Researchers from IRBLleida are taking part in a European study that identifies new molecular mechanisms involved in the progression of heart failure

A European multicentre study involving the Institute for Biomedical Research in Lleida (IRBLleida) has identified three microRNAs circulating in the blood that are associated with the development of heart failure, one of the leading causes of death and hospitalisation worldwide. The findings have recently been published in the scientific journal European Journal of Internal Medicine.

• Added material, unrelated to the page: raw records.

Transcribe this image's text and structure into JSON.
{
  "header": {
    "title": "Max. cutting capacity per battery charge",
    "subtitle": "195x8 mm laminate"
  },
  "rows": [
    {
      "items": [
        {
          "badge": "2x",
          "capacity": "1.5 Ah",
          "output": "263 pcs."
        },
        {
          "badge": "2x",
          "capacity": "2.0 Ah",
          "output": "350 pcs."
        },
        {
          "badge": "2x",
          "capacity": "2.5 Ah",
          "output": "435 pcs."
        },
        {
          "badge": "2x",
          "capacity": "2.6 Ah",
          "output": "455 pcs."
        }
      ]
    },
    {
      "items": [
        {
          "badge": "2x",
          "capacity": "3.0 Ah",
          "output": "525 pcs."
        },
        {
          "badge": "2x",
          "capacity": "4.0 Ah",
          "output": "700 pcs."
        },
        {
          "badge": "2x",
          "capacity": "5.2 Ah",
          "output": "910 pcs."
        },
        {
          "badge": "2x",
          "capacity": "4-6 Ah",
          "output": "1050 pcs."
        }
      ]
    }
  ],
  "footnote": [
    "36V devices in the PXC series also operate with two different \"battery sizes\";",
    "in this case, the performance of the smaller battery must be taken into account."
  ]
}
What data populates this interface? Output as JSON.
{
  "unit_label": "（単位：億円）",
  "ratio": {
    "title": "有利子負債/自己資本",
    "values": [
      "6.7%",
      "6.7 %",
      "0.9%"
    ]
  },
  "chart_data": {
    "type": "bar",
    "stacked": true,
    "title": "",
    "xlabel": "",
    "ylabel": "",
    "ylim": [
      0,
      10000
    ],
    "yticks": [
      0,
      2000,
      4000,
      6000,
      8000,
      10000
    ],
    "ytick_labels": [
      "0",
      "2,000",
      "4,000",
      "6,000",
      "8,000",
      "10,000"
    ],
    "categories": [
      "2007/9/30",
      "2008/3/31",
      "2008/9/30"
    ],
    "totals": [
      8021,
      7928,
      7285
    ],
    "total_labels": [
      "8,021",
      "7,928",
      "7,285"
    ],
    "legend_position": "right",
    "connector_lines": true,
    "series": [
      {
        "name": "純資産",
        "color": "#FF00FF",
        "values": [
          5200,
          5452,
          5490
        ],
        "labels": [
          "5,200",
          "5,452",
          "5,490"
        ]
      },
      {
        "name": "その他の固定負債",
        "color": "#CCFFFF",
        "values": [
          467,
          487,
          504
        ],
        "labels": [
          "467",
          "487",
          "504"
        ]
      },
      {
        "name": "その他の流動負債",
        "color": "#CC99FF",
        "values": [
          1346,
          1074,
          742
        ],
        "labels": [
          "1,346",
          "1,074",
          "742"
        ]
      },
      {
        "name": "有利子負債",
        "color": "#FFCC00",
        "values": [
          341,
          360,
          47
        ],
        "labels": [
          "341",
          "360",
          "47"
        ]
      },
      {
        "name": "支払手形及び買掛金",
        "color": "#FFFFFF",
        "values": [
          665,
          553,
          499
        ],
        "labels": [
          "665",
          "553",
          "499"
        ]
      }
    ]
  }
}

"These results reveal the molecular mechanisms underlying the progression of heart failure and open the door to new therapeutic targets. The ability of microRNAs to modulate multiple signalling pathways simultaneously makes them particularly valuable tools for complex diseases such as heart failure," explained David de Gonzalo, head of the Clinical and Molecular Phenotyping (CMP) research group at IRBLleida. De Gonzalo, together with researcher María C. García-Hidalgo, are the two researchers from Lleida involved in the study.

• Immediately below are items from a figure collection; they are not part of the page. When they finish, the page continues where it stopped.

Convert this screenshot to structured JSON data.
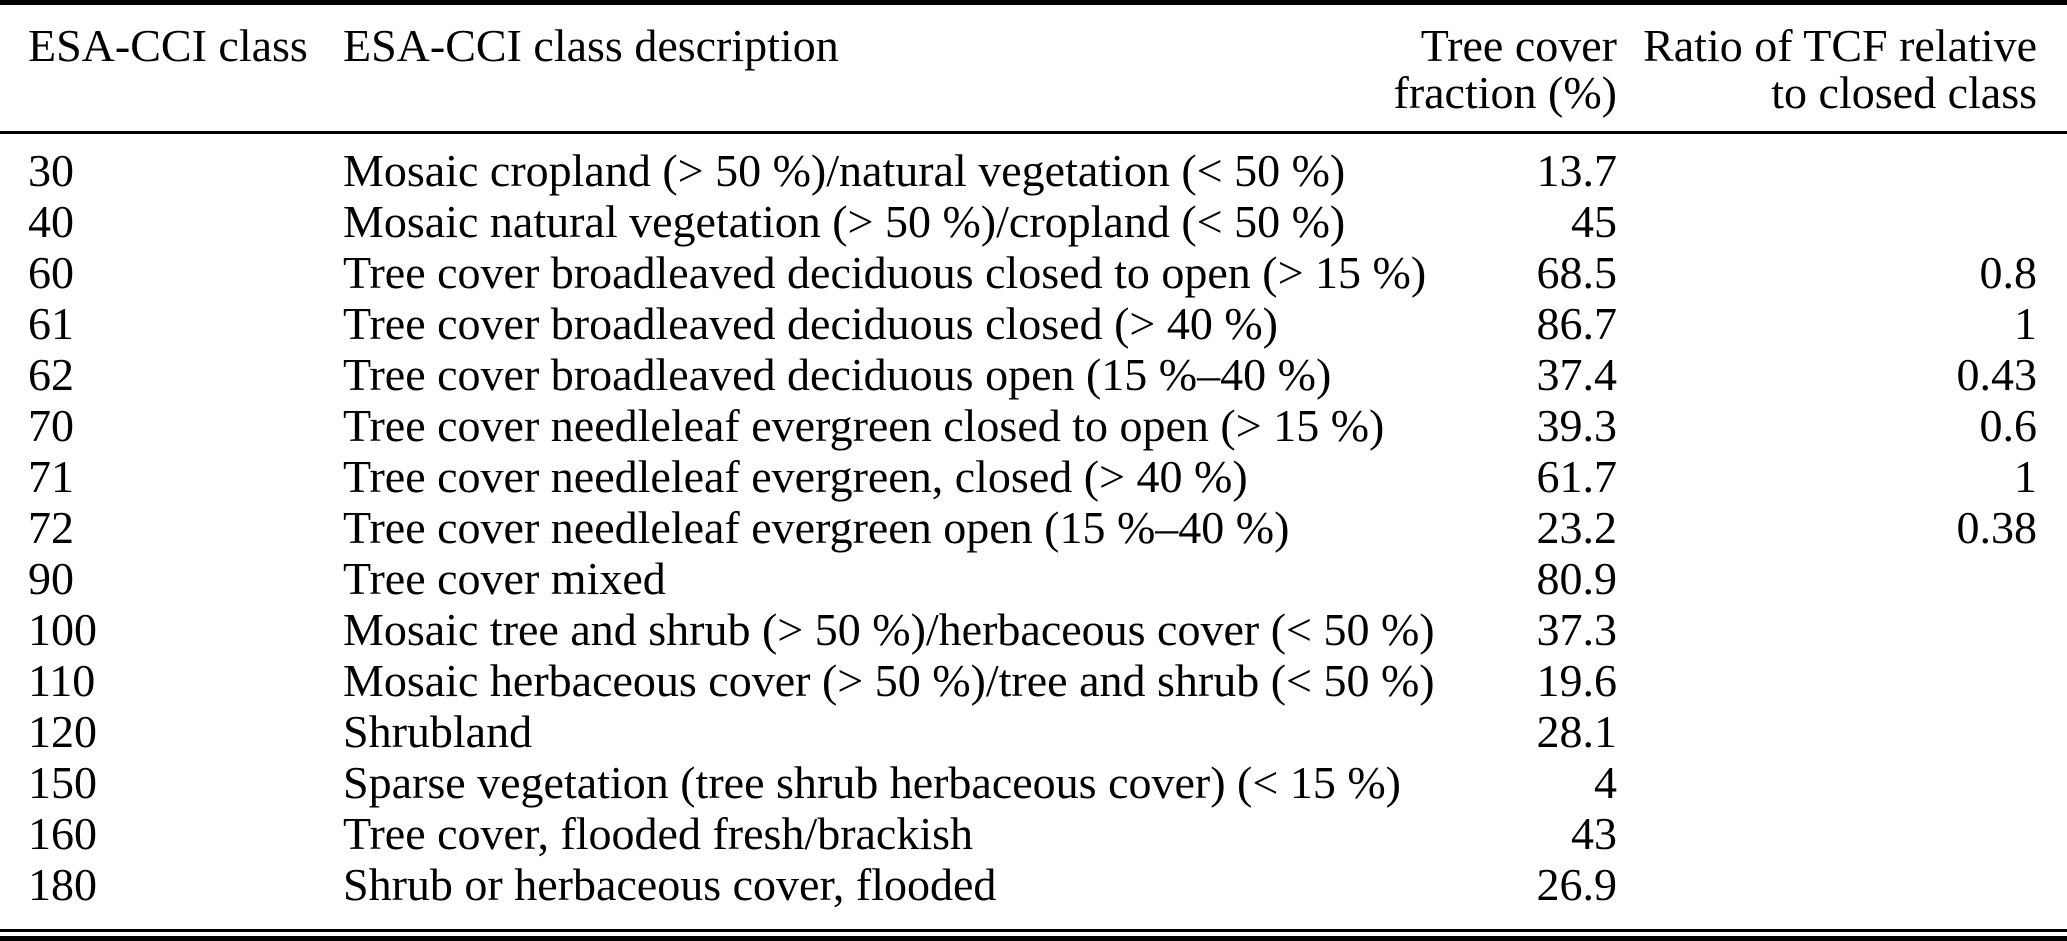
{
  "table": {
    "columns": [
      {
        "line1": "ESA-CCI class",
        "line2": ""
      },
      {
        "line1": "ESA-CCI class description",
        "line2": ""
      },
      {
        "line1": "Tree cover",
        "line2": "fraction (%)"
      },
      {
        "line1": "Ratio of TCF relative",
        "line2": "to closed class"
      }
    ],
    "rows": [
      {
        "class": "30",
        "description": "Mosaic cropland (> 50 %)/natural vegetation (< 50 %)",
        "tcf": "13.7",
        "ratio": ""
      },
      {
        "class": "40",
        "description": "Mosaic natural vegetation (> 50 %)/cropland (< 50 %)",
        "tcf": "45",
        "ratio": ""
      },
      {
        "class": "60",
        "description": "Tree cover broadleaved deciduous closed to open (> 15 %)",
        "tcf": "68.5",
        "ratio": "0.8"
      },
      {
        "class": "61",
        "description": "Tree cover broadleaved deciduous closed (> 40 %)",
        "tcf": "86.7",
        "ratio": "1"
      },
      {
        "class": "62",
        "description": "Tree cover broadleaved deciduous open (15 %–40 %)",
        "tcf": "37.4",
        "ratio": "0.43"
      },
      {
        "class": "70",
        "description": "Tree cover needleleaf evergreen closed to open (> 15 %)",
        "tcf": "39.3",
        "ratio": "0.6"
      },
      {
        "class": "71",
        "description": "Tree cover needleleaf evergreen, closed (> 40 %)",
        "tcf": "61.7",
        "ratio": "1"
      },
      {
        "class": "72",
        "description": "Tree cover needleleaf evergreen open (15 %–40 %)",
        "tcf": "23.2",
        "ratio": "0.38"
      },
      {
        "class": "90",
        "description": "Tree cover mixed",
        "tcf": "80.9",
        "ratio": ""
      },
      {
        "class": "100",
        "description": "Mosaic tree and shrub (> 50 %)/herbaceous cover (< 50 %)",
        "tcf": "37.3",
        "ratio": ""
      },
      {
        "class": "110",
        "description": "Mosaic herbaceous cover (> 50 %)/tree and shrub (< 50 %)",
        "tcf": "19.6",
        "ratio": ""
      },
      {
        "class": "120",
        "description": "Shrubland",
        "tcf": "28.1",
        "ratio": ""
      },
      {
        "class": "150",
        "description": "Sparse vegetation (tree shrub herbaceous cover) (< 15 %)",
        "tcf": "4",
        "ratio": ""
      },
      {
        "class": "160",
        "description": "Tree cover, flooded fresh/brackish",
        "tcf": "43",
        "ratio": ""
      },
      {
        "class": "180",
        "description": "Shrub or herbaceous cover, flooded",
        "tcf": "26.9",
        "ratio": ""
      }
    ],
    "colors": {
      "text": "#000000",
      "background": "#ffffff",
      "rule": "#000000"
    }
  }
}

The research was carried out as part of the European HOMAGE project and analysed blood samples from 799 elderly people to decipher the molecular pathways leading to heart failure and identify therapeutic targets suitable for pharmacological intervention. To do so, the research team combined advanced molecular analysis techniques with machine learning algorithms.

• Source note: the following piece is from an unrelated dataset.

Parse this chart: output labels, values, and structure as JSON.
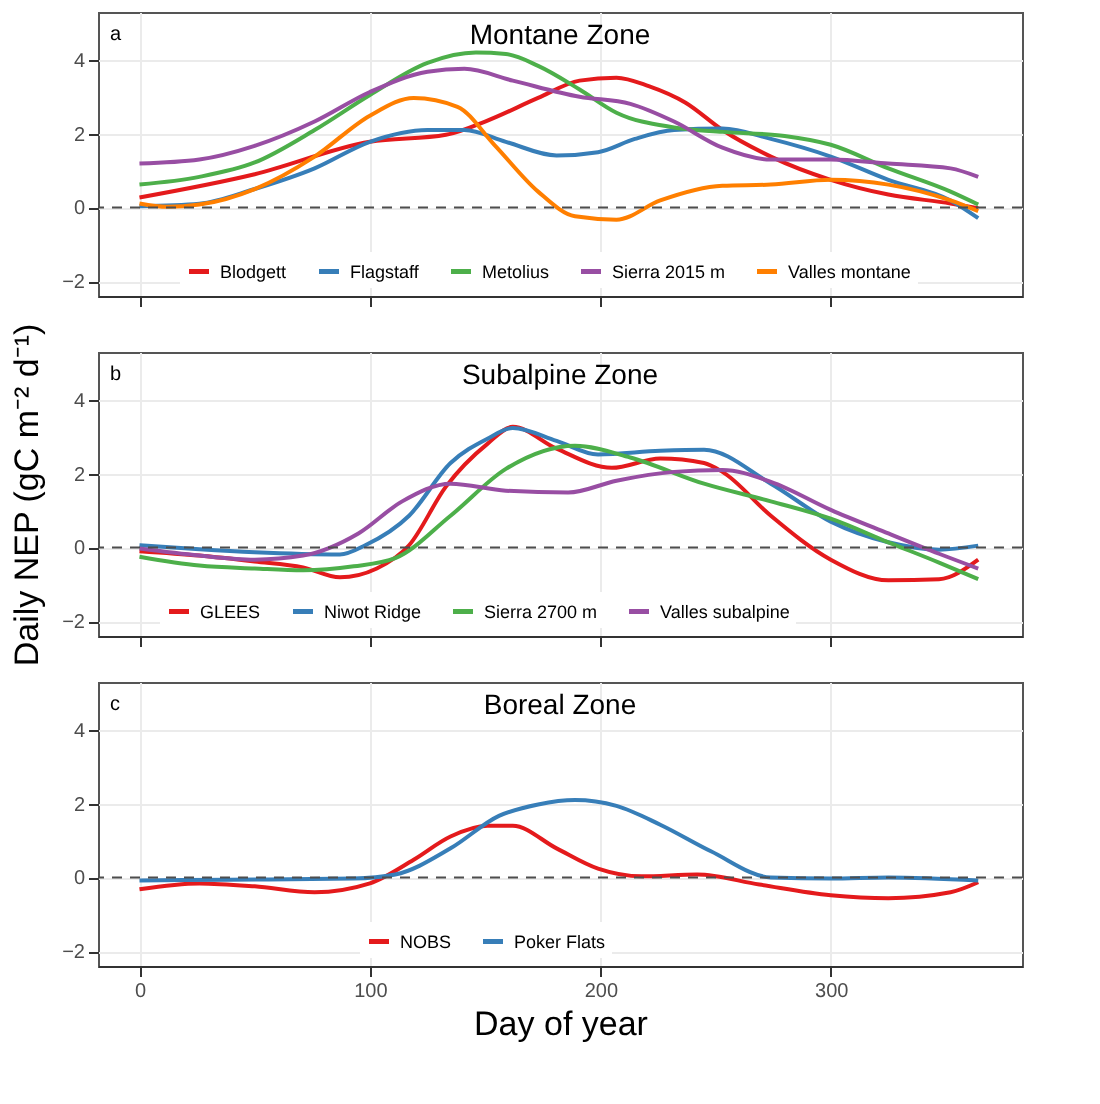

The study has identified three key microRNAs-miR-21-5p, miR-24-3p and miR-221-3p-as regulators of key pathobiological pathways in the progression of heart failure. By analysing the targets of these microRNAs in six independent datasets of human cardiac tissue, the researchers have mapped five essential molecular mechanisms: calcium homeostasis, cell proliferation and angiogenesis, stress response and cardiac remodelling, metabolic dysfunction, and neurohormonal activation.

microRNAs are small RNA molecules that regulate gene expression and can be easily detected in the blood. Their ability to simultaneously modulate multiple pathways makes them prime tools for understanding the pathophysiology of multifactorial diseases, and promising candidates for the development of next-generation therapies. Furthermore, the bioinformatic analysis carried out by the researchers identified the GABBR2 protein as a potential alternative therapeutic target. The study also highlights five drugs already approved by the US Food and Drug Administration (FDA) that could be the subject of future studies to assess their potential in the prevention or treatment of heart failure.

Article: de Gonzalo-Calvo D, García-Hidalgo MC, Chatterjee S, Thum S, Ferreira JP, Rossignol P, Girerd N, Verdonschot JA, Heymans S, Staessen JA, Cleland JG, Zannad F, Thum T, Bär C. Mechanistic insights into heart failure progression and therapeutic target discovery through plasma microRNA profiling: Findings from HOMAGE. Eur J Intern Med. 2026 May;147:106724. doi: 10.1016/j.ejim.2026.106724. Epub 2026 Jan 26. PMID: 41592979.